Suppose I have a MySQL table that defines a collection of things, each of which is associated with either 1 or 2 owners. For example:
CREATE TABLE thing (
id INT UNSIGNED PRIMARY KEY AUTO_INCREMENT
, name CHAR(10)
, first_owner INT UNSIGNED NOT NULL
, second_owner INT UNSIGNED DEFAULT NULL
);
+----+------------+-------------+--------------+
| id | name | first_owner | second_owner |
+----+------------+-------------+--------------+
| 1 | skateboard | Joe | NULL |
| 2 | flashlight | Joe | NULL |
| 3 | drill | Joe | Erica |
| 4 | computer | Erica | NULL |
| 5 | textbook | Diane | NULL |
| 6 | cell phone | Amy | Diane |
| 7 | piano | Paul | Amy |
+----+------------+-------------+--------------+
Each distinct owner is a node of a graph, and two owners in the same row constitute an edge between their nodes.
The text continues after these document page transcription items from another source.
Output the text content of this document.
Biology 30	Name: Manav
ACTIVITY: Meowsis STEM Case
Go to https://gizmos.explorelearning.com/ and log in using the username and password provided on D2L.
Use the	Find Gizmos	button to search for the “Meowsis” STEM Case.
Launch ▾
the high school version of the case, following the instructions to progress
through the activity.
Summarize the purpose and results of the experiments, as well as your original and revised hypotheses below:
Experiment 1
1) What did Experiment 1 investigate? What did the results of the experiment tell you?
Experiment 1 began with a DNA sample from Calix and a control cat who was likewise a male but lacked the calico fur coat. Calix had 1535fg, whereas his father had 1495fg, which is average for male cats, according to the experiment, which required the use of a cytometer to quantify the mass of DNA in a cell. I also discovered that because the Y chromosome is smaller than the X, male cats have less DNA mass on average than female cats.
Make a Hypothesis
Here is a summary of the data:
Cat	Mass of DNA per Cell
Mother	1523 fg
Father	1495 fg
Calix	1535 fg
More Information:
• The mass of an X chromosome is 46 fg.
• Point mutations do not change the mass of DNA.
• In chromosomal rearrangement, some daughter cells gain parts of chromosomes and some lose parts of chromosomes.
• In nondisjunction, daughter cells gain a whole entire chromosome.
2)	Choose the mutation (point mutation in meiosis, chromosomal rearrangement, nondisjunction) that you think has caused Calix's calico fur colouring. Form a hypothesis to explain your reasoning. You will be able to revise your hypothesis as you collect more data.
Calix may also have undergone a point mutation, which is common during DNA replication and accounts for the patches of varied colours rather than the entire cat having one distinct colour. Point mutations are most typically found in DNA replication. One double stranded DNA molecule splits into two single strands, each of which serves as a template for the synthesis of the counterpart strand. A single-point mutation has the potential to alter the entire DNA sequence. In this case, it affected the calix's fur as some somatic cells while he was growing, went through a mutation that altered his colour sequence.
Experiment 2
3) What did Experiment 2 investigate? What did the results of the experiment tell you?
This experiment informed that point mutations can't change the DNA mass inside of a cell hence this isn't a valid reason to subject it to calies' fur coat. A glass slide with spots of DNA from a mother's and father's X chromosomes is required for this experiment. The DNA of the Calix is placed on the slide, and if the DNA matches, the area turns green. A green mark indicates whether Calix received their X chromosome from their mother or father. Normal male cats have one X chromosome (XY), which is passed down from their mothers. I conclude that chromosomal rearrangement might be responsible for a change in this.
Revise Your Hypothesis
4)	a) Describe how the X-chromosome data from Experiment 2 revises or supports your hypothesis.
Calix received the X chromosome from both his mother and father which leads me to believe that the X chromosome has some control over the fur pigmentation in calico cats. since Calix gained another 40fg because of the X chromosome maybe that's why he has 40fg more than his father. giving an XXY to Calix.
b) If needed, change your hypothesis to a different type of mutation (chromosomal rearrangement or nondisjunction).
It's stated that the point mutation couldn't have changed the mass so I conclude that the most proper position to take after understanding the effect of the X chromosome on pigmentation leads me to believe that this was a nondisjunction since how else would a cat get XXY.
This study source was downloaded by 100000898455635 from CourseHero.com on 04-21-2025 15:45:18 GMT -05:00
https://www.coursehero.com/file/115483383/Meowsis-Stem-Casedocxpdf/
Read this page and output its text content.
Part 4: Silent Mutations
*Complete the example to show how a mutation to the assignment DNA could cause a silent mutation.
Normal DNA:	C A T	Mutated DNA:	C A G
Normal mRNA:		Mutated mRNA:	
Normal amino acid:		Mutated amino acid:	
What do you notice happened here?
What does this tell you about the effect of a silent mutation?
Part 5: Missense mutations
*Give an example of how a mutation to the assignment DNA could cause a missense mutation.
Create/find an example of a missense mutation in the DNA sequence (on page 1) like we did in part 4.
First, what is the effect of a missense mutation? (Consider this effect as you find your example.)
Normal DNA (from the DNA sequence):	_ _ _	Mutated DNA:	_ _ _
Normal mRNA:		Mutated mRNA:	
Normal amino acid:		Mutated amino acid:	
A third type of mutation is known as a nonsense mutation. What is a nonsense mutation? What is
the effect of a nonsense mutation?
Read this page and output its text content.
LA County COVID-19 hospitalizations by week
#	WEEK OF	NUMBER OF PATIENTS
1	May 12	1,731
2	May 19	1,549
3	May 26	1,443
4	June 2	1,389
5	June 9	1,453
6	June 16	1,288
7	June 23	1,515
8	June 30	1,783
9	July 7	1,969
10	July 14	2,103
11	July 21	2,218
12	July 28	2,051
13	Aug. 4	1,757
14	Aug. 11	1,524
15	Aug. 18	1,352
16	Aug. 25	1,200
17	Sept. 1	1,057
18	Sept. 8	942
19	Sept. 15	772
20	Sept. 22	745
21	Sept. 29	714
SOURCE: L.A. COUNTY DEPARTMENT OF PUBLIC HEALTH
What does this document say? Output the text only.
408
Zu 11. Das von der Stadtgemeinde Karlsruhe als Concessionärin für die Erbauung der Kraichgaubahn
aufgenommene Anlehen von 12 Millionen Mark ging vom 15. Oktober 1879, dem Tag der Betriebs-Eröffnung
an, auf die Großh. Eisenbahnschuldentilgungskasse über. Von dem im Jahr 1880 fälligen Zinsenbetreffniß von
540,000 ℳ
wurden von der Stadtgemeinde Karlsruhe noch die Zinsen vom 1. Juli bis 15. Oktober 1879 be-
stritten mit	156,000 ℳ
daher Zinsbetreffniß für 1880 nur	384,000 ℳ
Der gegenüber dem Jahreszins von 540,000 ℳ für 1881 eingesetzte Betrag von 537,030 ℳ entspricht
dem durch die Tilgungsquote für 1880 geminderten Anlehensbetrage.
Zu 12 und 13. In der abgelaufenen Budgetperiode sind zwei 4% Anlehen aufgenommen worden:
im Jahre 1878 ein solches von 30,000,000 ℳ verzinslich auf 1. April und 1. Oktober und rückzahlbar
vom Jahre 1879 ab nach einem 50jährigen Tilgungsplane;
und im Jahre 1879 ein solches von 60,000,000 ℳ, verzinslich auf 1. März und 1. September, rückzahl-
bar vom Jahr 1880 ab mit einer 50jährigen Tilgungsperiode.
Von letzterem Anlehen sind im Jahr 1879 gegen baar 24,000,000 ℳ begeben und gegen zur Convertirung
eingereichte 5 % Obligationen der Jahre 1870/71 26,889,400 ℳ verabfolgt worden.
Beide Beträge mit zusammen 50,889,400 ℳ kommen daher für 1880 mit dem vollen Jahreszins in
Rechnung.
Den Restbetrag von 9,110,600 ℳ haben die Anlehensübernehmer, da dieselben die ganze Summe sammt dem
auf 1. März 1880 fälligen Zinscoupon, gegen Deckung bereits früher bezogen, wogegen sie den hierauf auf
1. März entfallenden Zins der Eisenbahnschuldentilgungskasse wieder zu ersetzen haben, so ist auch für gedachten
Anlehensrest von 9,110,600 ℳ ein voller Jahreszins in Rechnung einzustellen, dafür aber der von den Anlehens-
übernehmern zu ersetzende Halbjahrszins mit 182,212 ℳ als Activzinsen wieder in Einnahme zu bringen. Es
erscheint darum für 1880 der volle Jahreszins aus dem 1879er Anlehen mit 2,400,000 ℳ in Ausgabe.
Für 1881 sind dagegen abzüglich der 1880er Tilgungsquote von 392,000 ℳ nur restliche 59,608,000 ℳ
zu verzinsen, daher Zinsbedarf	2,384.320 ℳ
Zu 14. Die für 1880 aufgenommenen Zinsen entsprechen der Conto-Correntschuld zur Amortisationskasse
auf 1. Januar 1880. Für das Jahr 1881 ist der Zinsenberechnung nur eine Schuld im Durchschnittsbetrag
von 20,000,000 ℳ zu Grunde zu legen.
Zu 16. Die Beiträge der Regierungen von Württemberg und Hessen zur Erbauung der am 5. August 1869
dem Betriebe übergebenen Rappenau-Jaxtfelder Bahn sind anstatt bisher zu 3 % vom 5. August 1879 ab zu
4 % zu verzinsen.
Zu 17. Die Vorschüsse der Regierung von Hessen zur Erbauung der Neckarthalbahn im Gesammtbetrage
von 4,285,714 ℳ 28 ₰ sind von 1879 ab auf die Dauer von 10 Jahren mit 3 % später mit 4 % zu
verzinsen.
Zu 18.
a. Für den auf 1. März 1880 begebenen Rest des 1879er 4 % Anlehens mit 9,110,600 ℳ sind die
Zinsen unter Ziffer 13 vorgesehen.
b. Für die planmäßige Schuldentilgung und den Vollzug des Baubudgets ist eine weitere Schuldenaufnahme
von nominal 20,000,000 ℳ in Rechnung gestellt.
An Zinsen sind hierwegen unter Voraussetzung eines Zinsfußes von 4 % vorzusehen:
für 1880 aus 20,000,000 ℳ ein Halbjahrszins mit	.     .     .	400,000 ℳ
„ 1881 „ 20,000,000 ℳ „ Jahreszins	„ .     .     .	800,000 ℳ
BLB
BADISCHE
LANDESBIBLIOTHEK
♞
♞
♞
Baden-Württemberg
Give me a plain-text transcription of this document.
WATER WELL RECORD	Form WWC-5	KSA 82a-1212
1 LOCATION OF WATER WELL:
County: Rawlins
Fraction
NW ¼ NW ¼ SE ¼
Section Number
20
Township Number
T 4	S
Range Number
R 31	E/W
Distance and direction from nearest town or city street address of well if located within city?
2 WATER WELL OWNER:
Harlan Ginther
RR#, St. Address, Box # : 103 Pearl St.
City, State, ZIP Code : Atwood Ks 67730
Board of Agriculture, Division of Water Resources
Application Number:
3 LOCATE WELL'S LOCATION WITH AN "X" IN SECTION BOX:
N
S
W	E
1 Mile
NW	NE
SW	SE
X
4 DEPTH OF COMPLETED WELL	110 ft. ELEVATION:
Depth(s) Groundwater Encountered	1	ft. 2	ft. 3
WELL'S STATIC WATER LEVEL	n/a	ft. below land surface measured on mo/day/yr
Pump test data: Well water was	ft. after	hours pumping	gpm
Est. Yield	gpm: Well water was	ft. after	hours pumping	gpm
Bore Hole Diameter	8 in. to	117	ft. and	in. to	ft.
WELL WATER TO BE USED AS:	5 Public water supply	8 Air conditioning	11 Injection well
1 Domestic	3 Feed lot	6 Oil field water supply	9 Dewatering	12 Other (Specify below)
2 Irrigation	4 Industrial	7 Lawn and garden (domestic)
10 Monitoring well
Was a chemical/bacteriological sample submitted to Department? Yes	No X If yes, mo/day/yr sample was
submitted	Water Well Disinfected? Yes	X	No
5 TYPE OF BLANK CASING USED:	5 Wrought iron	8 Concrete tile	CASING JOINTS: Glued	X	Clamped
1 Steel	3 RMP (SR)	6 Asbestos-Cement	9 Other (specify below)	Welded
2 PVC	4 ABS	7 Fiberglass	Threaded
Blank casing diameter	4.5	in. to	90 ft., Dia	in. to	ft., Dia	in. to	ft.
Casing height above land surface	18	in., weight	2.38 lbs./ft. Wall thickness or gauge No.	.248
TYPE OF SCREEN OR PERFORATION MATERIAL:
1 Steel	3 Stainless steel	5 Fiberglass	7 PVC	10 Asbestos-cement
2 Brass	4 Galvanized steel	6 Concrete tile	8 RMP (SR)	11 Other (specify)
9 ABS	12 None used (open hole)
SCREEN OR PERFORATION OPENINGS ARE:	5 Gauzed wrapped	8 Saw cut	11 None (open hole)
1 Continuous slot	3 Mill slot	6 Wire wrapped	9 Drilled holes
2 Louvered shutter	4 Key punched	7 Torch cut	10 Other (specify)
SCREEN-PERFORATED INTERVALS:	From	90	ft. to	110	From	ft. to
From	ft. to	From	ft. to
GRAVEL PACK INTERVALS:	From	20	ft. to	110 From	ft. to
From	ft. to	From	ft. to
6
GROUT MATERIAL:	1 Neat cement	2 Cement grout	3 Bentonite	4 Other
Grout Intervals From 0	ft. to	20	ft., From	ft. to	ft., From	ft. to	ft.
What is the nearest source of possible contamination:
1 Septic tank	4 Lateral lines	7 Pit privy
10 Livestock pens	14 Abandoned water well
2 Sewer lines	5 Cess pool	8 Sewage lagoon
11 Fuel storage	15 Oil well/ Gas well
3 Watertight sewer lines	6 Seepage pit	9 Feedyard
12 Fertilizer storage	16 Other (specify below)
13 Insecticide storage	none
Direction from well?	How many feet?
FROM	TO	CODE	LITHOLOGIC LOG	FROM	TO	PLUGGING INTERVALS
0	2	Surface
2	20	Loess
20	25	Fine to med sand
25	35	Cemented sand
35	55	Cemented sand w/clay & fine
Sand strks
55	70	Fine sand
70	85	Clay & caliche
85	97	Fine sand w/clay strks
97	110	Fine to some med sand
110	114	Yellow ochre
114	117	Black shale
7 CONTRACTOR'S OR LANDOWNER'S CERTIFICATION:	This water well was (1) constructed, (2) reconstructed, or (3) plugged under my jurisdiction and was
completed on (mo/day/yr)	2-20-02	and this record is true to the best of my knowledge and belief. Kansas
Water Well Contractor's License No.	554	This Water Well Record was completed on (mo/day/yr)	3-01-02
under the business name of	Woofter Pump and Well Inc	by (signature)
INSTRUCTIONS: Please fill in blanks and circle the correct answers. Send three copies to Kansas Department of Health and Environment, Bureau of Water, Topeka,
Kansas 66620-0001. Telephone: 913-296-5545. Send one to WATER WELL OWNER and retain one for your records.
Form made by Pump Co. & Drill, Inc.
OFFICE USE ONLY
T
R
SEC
A graph drawn from the above example rows looks like this:
In this example, there are two components: Joe and Erica are one; Diane, Paul and Amy are the other.
I want to identify these components in my table, so I add another column:
ALTER TABLE thing ADD COLUMN `group` INT UNSIGNED;
How could I write an UPDATE
statement that would populate this new column by uniquely identifying the connected component to which the row belongs? Here's an example of an acceptable result for the above example rows:
+----+------------+-------------+--------------+-------+
| id | name | first_owner | second_owner | group |
+----+------------+-------------+--------------+-------+
| 1 | skateboard | Joe | NULL | 1 |
| 2 | flashlight | Joe | NULL | 1 |
| 3 | drill | Joe | Erica | 1 |
| 4 | computer | Erica | NULL | 1 |
| 5 | textbook | Diane | NULL | 2 |
| 6 | cell phone | Amy | Diane | 2 |
| 7 | piano | Paul | Amy | 2 |
+----+------------+-------------+--------------+-------+
I could do this with a stored procedure, but my actual scenario involves more tables and millions of rows, so I'm hoping there's a clever way to do this without looping through cursors for a week.
This is a simplified example for the purpose of illustrating the problem. Each component is supposed to represent a "household" and most will have only 1 or 2 nodes, but those with more nodes are especially important. There isn't necessarily any strict upper limit to the size of a household.